Closed ClaZu closed 5 months ago

ClaZu commented 6 years ago

I have tried to add two network interfaces to a container, but, for the second, I received the error: RTNETLINK answers file exists

Both the interfaces I try to add are real and I used the command: pipework eth1 dockerID 10.0.0.1/24 pipework eth2 dockerID 10.0.0.2/24

Thanks in advance

jpetazzo commented 6 years ago

That's because the two network interfaces are on the same subnet. If you want to have two IP addresses on the same subnet, they should be on the same interface. Look for the ip address add command to see how to add an address to an existing interface, it should give you the information you need!

ClaZu commented 6 years ago

First of all, thank you very much for you prompt answer

But, if I want to add two real nics to the container, having the virtual level (I mean without --direct-phys flag), how can I do?

I have tried using: pipework eth1 dockerID 0/0 pipework eth2 dockerID 10.0.0.1/24

And also using: pipework eth1 dockerID 10.0.0.1/24 pipework eth2 dockerID 10.2.0.1/24

But the result is the same. Where I am wrong?

ClaZu commented 6 years ago

Just to explain better what I want to do: I need to create a tunnel between the two real interfaces entering the container trough one interface and going out trough the second one.

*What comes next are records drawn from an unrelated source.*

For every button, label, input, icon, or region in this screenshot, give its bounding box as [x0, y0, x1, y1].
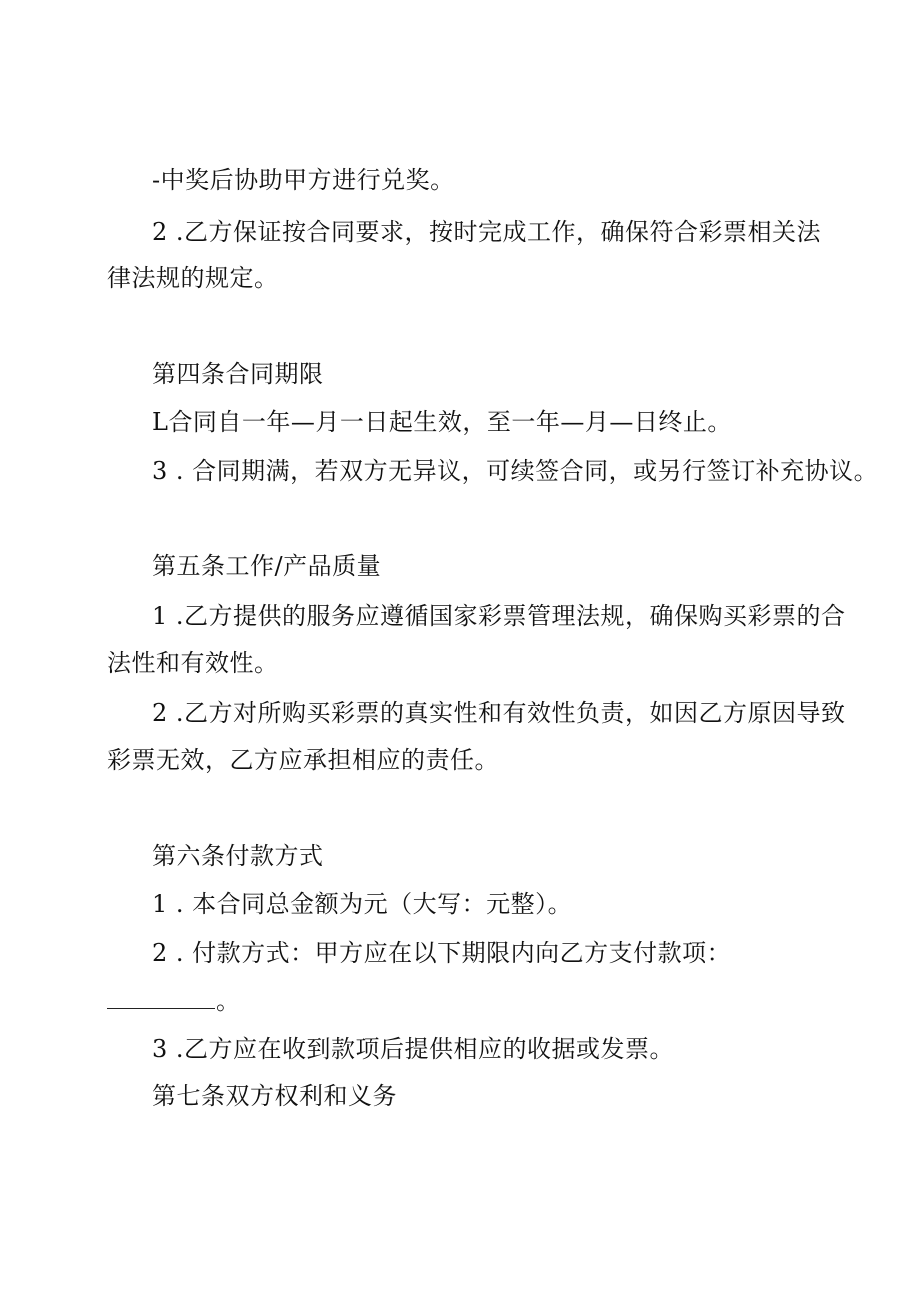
- clause-line: 法性和有效性。: [107, 649, 279, 677]
- clause-line: 2 .乙方对所购买彩票的真实性和有效性负责，如因乙方原因导致: [152, 699, 846, 727]
- section-heading: 第五条工作/产品质量: [152, 552, 382, 580]
- clause-line: -中奖后协助甲方进行兑奖。: [152, 166, 455, 194]
- clause-line: 1 . 本合同总金额为元（大写：元整）。: [152, 890, 573, 918]
- clause-line: 彩票无效，乙方应承担相应的责任。: [107, 746, 499, 774]
- clause-line: 2 .乙方保证按合同要求，按时完成工作，确保符合彩票相关法: [152, 218, 822, 246]
- clause-line: 3 . 合同期满，若双方无异议，可续签合同，或另行签订补充协议。: [152, 457, 879, 485]
- clause-line: L合同自一年—月一日起生效，至一年—月—日终止。: [152, 408, 732, 436]
- section-heading: 第七条双方权利和义务: [152, 1082, 397, 1110]
- clause-line: 3 .乙方应在收到款项后提供相应的收据或发票。: [152, 1035, 675, 1063]
- clause-line: 律法规的规定。: [107, 264, 279, 292]
- blank-fill-line: [107, 985, 241, 1017]
- section-heading: 第四条合同期限: [152, 360, 324, 388]
- clause-line: 1 .乙方提供的服务应遵循国家彩票管理法规，确保购买彩票的合: [152, 602, 846, 630]
- section-heading: 第六条付款方式: [152, 842, 324, 870]
- clause-line: 2 . 付款方式：甲方应在以下期限内向乙方支付款项：: [152, 939, 732, 967]
- blank-terminator: 。: [216, 987, 241, 1015]
- blank-underline: [107, 988, 215, 1009]
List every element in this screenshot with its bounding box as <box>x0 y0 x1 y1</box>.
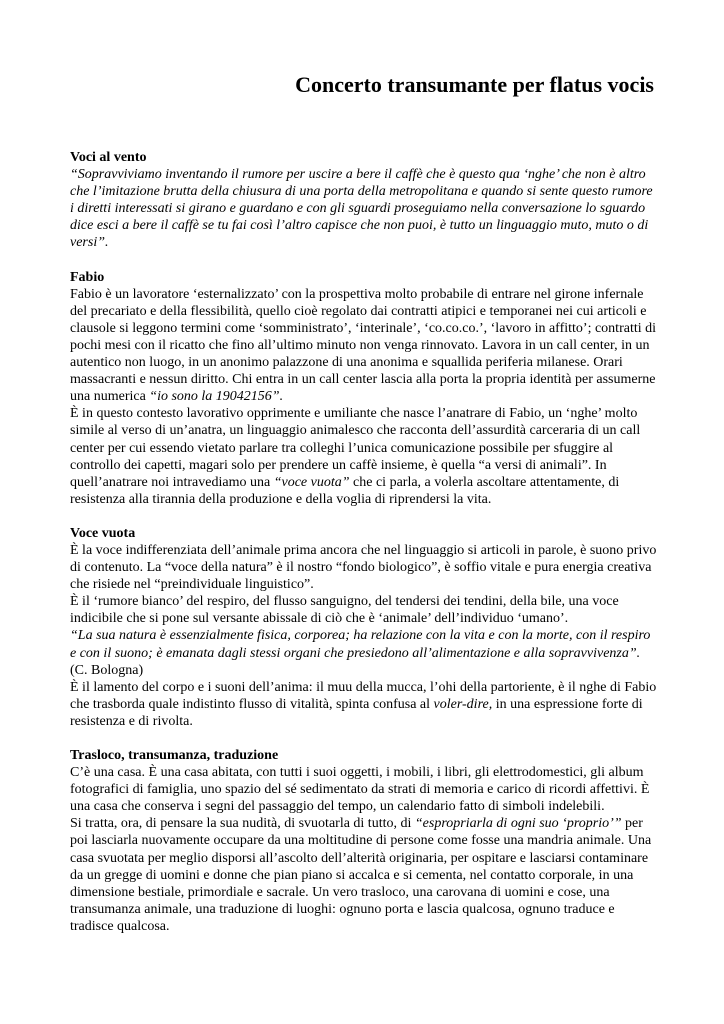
paragraph <box>70 166 660 251</box>
section-heading: Voce vuota <box>70 525 136 541</box>
text-run: (C. Bologna) <box>70 662 144 678</box>
text-run: “Sopravviviamo inventando il rumore per uscire a bere il caffè che è questo qua ‘nghe’ che non è altro che l’imitazione brutta della chiusura di una porta della metropolitana e quando si sente questo rumore i diretti interessati si girano e guardano e con gli sguardi proseguiamo nella conversazione lo sguardo dice esci a bere il caffè se tu fai così l’altro capisce che non puoi, è tutto un linguaggio muto, muto o di versi”. <box>70 167 653 251</box>
paragraph <box>70 405 660 508</box>
text-run: “La sua natura è essenzialmente fisica, corporea; ha relazione con la vita e con la morte, con il respiro e con il suono; è emanata dagli stessi organi che presiedono all’alimentazione e alla sopravvivenza”. <box>70 628 651 661</box>
text-run: Fabio è un lavoratore ‘esternalizzato’ con la prospettiva molto probabile di entrare nel girone infernale del precariato e della flessibilità, quello cioè regolato dai contratti atipici e temporanei nei cui articoli e clausole si leggono termini come ‘somministrato’, ‘interinale’, ‘co.co.co.’, ‘lavoro in affitto’; contratti di pochi mesi con il ricatto che fino all’ultimo minuto non venga rinnovato. Lavora in un call center, in un autentico non luogo, in un anonimo palazzone di una anonima e squallida periferia milanese. Orari massacranti e nessun diritto. Chi entra in un call center lascia alla porta la propria identità per assumerne una numerica <box>70 286 657 405</box>
text-run: È il ‘rumore bianco’ del respiro, del flusso sanguigno, del tendersi dei tendini, della bile, una voce indicibile che si pone sul versante abissale di ciò che è ‘animale’ dell’individuo ‘umano’. <box>70 594 619 627</box>
section-trasloco <box>70 747 660 935</box>
paragraph <box>70 627 660 678</box>
document-body <box>70 149 660 952</box>
text-run: “voce vuota” <box>273 474 350 490</box>
document-title: Concerto transumante per flatus vocis <box>295 72 654 97</box>
section-heading: Fabio <box>70 269 105 285</box>
paragraph <box>70 542 660 593</box>
paragraph <box>70 593 660 627</box>
text-run: che ci parla, a volerla ascoltare attentamente, di resistenza alla tirannia della produzione e della voglia di riprendersi la vita. <box>70 474 620 507</box>
text-run: “espropriarla di ogni suo ‘proprio’” <box>414 816 622 832</box>
paragraph <box>70 764 660 815</box>
paragraph <box>70 286 660 406</box>
paragraph <box>70 679 660 730</box>
text-run: in una espressione forte di resistenza e di rivolta. <box>70 696 643 729</box>
text-run: È il lamento del corpo e i suoni dell’anima: il muu della mucca, l’ohi della partoriente, è il nghe di Fabio che trasborda quale indistinto flusso di vitalità, spinta confusa al <box>70 679 657 712</box>
text-run: C’è una casa. È una casa abitata, con tutti i suoi oggetti, i mobili, i libri, gli elettrodomestici, gli album fotografici di famiglia, uno spazio del sé sedimentato da strati di memoria e carico di ricordi affettivi. È una casa che conserva i segni del passaggio del tempo, un calendario fatto di simboli indelebili. <box>70 765 650 815</box>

jpetazzo commented 6 years ago

I'm sorry, I don't understand what you are trying to do :-(

If you do this:

pipework eth1 dockerID 10.0.0.1/24
pipework eth2 dockerID 10.0.0.2/24

The kernel will be confused because it will not know which interface to use when sending packets to 10.0.0.0/24 (which is maybe why you got the RTNETLINK error).

The following, however, should work:

pipework eth1 dockerID 10.0.0.1/24
pipework eth2 dockerID 10.2.0.1/24

Because you are using two different networks.

You might want to make sure that Docker's internal networks do not conflict with this, however.

(You can easily see that by running ip addr ls from within the container.)

ClaZu commented 6 years ago

Thank you again and sorry for my late answer to your suggestion. At the end, I found the best way is to add "physical" interfaces to the container (they are virtual interfaces I add as physical). But, at this point, it would be great if I could rename the interface within the container: if my NIC in the host is pipe1, I would to add it in the container as eth0. Is it possible using pipework or in another way?

Thank you in advance

ymaclook commented 6 years ago

Hi @ClaZu, got the same issue. It fails because it tries to assign the internal interface to eth1 by default if not specified (so the first one works, but not the second one).

So this does not work:

pipework eth1 dockerID 10.0.0.1/24
pipework eth2 dockerID 10.2.0.1/24

But this one does:

pipework eth1 -i eth1 dockerID 10.0.0.1/24
pipework eth2 -i eth2 dockerID 10.2.0.1/24

Btw, having two interfaces with ip on the same subnet should not be an issue. The routing will be non-deterministic.

Cheers!

jpetazzo commented 6 years ago

But, at this point, it would be great if I could rename the interface within the container: if my NIC in the host is pipe1, I would to add it in the container as eth0. Is it possible using pipework or in another way?

Would the -i option shown in the comment just above do the trick?